Pasal Imunitas Patriot Bond Kembali Diuji ke MK, Dinilai Mengancam Pemberantasan Korupsi
Mahkamah Konstitusi (MK) kembali menerima pengujian terhadap pasal imunitas yang dianggap bermasalah dalam Undang-Undang Patriot Bond. Pasal ini dinilai berpotensi menghambat upaya pemberantasan korupsi dan pencucian uang di Indonesia.
Latar Belakang Pengujian
Pengujian pasal ini diajukan oleh sejumlah pihak yang menilai bahwa ketentuan tersebut memberikan kekebalan hukum yang terlalu luas kepada pemegang obligasi patriot.
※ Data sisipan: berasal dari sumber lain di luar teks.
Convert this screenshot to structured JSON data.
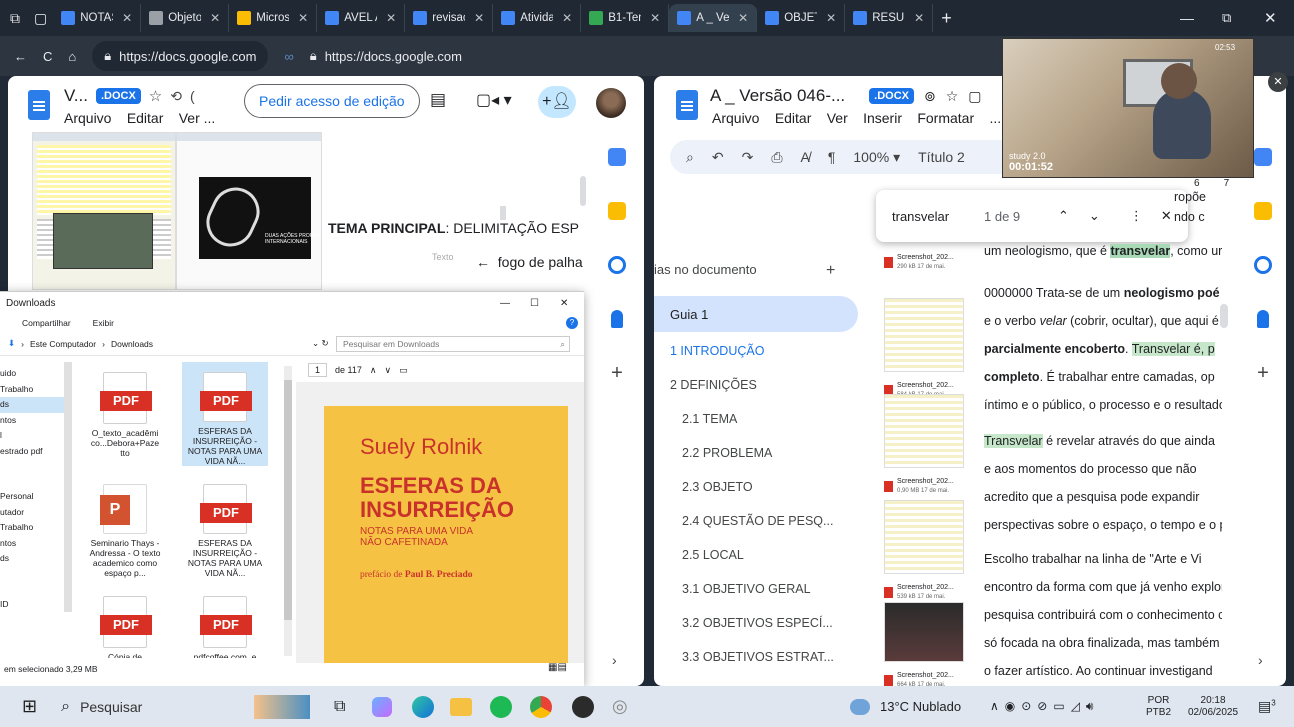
{
  "tabs": [
    {
      "label": "NOTAS",
      "color": "#4285f4"
    },
    {
      "label": "Objeto",
      "color": "#9aa0a6"
    },
    {
      "label": "Micros",
      "color": "#fbbc04"
    },
    {
      "label": "AVEL A",
      "color": "#4285f4"
    },
    {
      "label": "revisac",
      "color": "#4285f4"
    },
    {
      "label": "Ativida",
      "color": "#4285f4"
    },
    {
      "label": "B1-Ten",
      "color": "#34a853"
    },
    {
      "label": "A _ Ver",
      "color": "#4285f4"
    },
    {
      "label": "OBJETO",
      "color": "#4285f4"
    },
    {
      "label": "RESUM",
      "color": "#4285f4"
    }
  ],
  "address": {
    "url1": "https://docs.google.com",
    "url2": "https://docs.google.com"
  },
  "left_doc": {
    "title": "V...",
    "badge": ".DOCX",
    "menu": [
      "Arquivo",
      "Editar",
      "Ver ..."
    ],
    "request_button": "Pedir acesso de edição",
    "tema_label": "TEMA PRINCIPAL",
    "tema_text": ": DELIMITAÇÃO ESP",
    "texto_label": "Texto",
    "fogo": "fogo de palha",
    "slide_panel_title": "DUAS AÇÕES PROPOSTAS\nINTERNACIONAIS"
  },
  "explorer": {
    "title": "Downloads",
    "ribbon": [
      "Compartilhar",
      "Exibir"
    ],
    "breadcrumb": [
      "Este Computador",
      "Downloads"
    ],
    "search_placeholder": "Pesquisar em Downloads",
    "nav_items": [
      "uido",
      "Trabalho",
      "ds",
      "ntos",
      "l",
      "estrado pdf",
      "Personal",
      "utador",
      "Trabalho",
      "ntos",
      "ds",
      "ID"
    ],
    "files": [
      {
        "name": "O_texto_acadêmi co...Debora+Paze tto",
        "type": "pdf"
      },
      {
        "name": "ESFERAS DA INSURREIÇÃO - NOTAS PARA UMA VIDA NÃ...",
        "type": "pdf"
      },
      {
        "name": "Seminario Thays - Andressa - O texto academico como espaço p...",
        "type": "ppt"
      },
      {
        "name": "ESFERAS DA INSURREIÇÃO - NOTAS PARA UMA VIDA NÃ...",
        "type": "pdf"
      },
      {
        "name": "Cópia de FERREIRA, Carolin O...",
        "type": "pdf"
      },
      {
        "name": "pdfcoffee.com_e dmond-couchot vda-fotografia-a...",
        "type": "pdf"
      }
    ],
    "status": "em selecionado  3,29 MB",
    "pdf_icon_label": "PDF",
    "preview": {
      "page": "1",
      "page_of": "de 117",
      "author": "Suely Rolnik",
      "book_title_1": "ESFERAS DA",
      "book_title_2": "INSURREIÇÃO",
      "subtitle_1": "NOTAS PARA UMA VIDA",
      "subtitle_2": "NÃO CAFETINADA",
      "preface_prefix": "prefácio de",
      "preface_name": "Paul B. Preciado"
    }
  },
  "right_doc": {
    "title": "A _ Versão 046-...",
    "badge": ".DOCX",
    "menu": [
      "Arquivo",
      "Editar",
      "Ver",
      "Inserir",
      "Formatar",
      "..."
    ],
    "zoom": "100%",
    "style": "Título 2",
    "find": {
      "query": "transvelar",
      "count": "1 de 9"
    },
    "outline_header": "ias no documento",
    "outline": [
      {
        "label": "Guia 1",
        "active": true
      },
      {
        "label": "1 INTRODUÇÃO",
        "link": true
      },
      {
        "label": "2 DEFINIÇÕES"
      },
      {
        "label": "2.1 TEMA"
      },
      {
        "label": "2.2 PROBLEMA"
      },
      {
        "label": "2.3 OBJETO"
      },
      {
        "label": "2.4 QUESTÃO DE PESQ..."
      },
      {
        "label": "2.5 LOCAL"
      },
      {
        "label": "3.1 OBJETIVO GERAL"
      },
      {
        "label": "3.2 OBJETIVOS ESPECÍ..."
      },
      {
        "label": "3.3 OBJETIVOS ESTRAT..."
      }
    ],
    "screenshots": [
      {
        "name": "Screenshot_202...",
        "meta": "290 kB 17 de mai."
      },
      {
        "name": "Screenshot_202...",
        "meta": "584 kB 17 de mai."
      },
      {
        "name": "Screenshot_202...",
        "meta": "0,90 MB 17 de mai."
      },
      {
        "name": "Screenshot_202...",
        "meta": "539 kB 17 de mai."
      },
      {
        "name": "Screenshot_202...",
        "meta": "664 kB 17 de mai."
      }
    ],
    "body_lines": [
      {
        "pre": "",
        "b": "",
        "mid": "",
        "tail": "ropõe"
      },
      {
        "pre": "",
        "b": "",
        "mid": "",
        "tail": "ndo c"
      },
      {
        "pre": "um neologismo, que é ",
        "b": "transvelar",
        "mid": "",
        "tail": ", como ur"
      },
      {
        "pre": "0000000 Trata-se de um ",
        "b": "neologismo poé",
        "mid": "",
        "tail": ""
      },
      {
        "pre": "e o verbo ",
        "b": "",
        "mid": "velar",
        "tail": " (cobrir, ocultar), que aqui é"
      },
      {
        "pre": "",
        "b": "parcialmente encoberto",
        "mid": ". ",
        "tail": "Transvelar é, p"
      },
      {
        "pre": "",
        "b": "completo",
        "mid": "",
        "tail": ". É trabalhar entre camadas, op"
      },
      {
        "pre": "íntimo e o público, o processo e o resultado",
        "b": "",
        "mid": "",
        "tail": ""
      },
      {
        "pre": "Transvelar",
        "b": "",
        "mid": "",
        "tail": " é revelar através do que ainda"
      },
      {
        "pre": "e aos momentos do processo que não",
        "b": "",
        "mid": "",
        "tail": ""
      },
      {
        "pre": "acredito que a pesquisa pode expandir",
        "b": "",
        "mid": "",
        "tail": ""
      },
      {
        "pre": "perspectivas sobre o espaço, o tempo e o p",
        "b": "",
        "mid": "",
        "tail": ""
      },
      {
        "pre": "Escolho trabalhar na linha de \"Arte e Vi",
        "b": "",
        "mid": "",
        "tail": ""
      },
      {
        "pre": "encontro da forma com que já venho explor",
        "b": "",
        "mid": "",
        "tail": ""
      },
      {
        "pre": "pesquisa contribuirá com o conhecimento c",
        "b": "",
        "mid": "",
        "tail": ""
      },
      {
        "pre": "só focada na obra finalizada, mas também",
        "b": "",
        "mid": "",
        "tail": ""
      },
      {
        "pre": "o fazer artístico. Ao continuar investigand",
        "b": "",
        "mid": "",
        "tail": ""
      }
    ],
    "ruler": [
      "6",
      "7"
    ]
  },
  "video_overlay": {
    "timer1": "00:01:52",
    "label": "study 2.0",
    "timer2": "02:53"
  },
  "taskbar": {
    "search": "Pesquisar",
    "weather": "13°C  Nublado",
    "lang1": "POR",
    "lang2": "PTB2",
    "time": "20:18",
    "date": "02/06/2025",
    "notif": "3"
  },
  "colors": {
    "accent": "#1a73e8",
    "book_bg": "#f6c244",
    "book_red": "#c8322b",
    "pdf_red": "#d93025"
  }
}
Menurut para pemohon, kekebalan ini dapat disalahgunakan untuk melindungi aset hasil kejahatan.
Dampak Terhadap Pemberantasan Korupsi
Para pakar hukum dan aktivis antikorupsi menyatakan keprihatinan bahwa pasal ini dapat menjadi celah bagi pelaku kejahatan untuk menyembunyikan aset mereka. Jika tidak segera direvisi, dikhawatirkan upaya penegakan hukum dalam kasus korupsi dan pencucian uang akan semakin sulit.
- Potensi penyalahgunaan pasal imunitas untuk melindungi aset ilegal
- Hambatan bagi penyidik dalam melacak dan menyita aset hasil korupsi
- Mengurangi efektivitas Undang-Undang Tindak Pidana Pencucian Uang (TPPU)
Proses di Mahkamah Konstitusi
Sidang perdana pengujian pasal ini telah digelar di MK. Para pihak yang terkait, termasuk pemerintah dan DPR, dijadwalkan memberikan keterangan dalam sidang berikutnya. MK diharapkan dapat memutuskan perkara ini dengan mempertimbangkan kepentingan penegakan hukum dan perlindungan investor.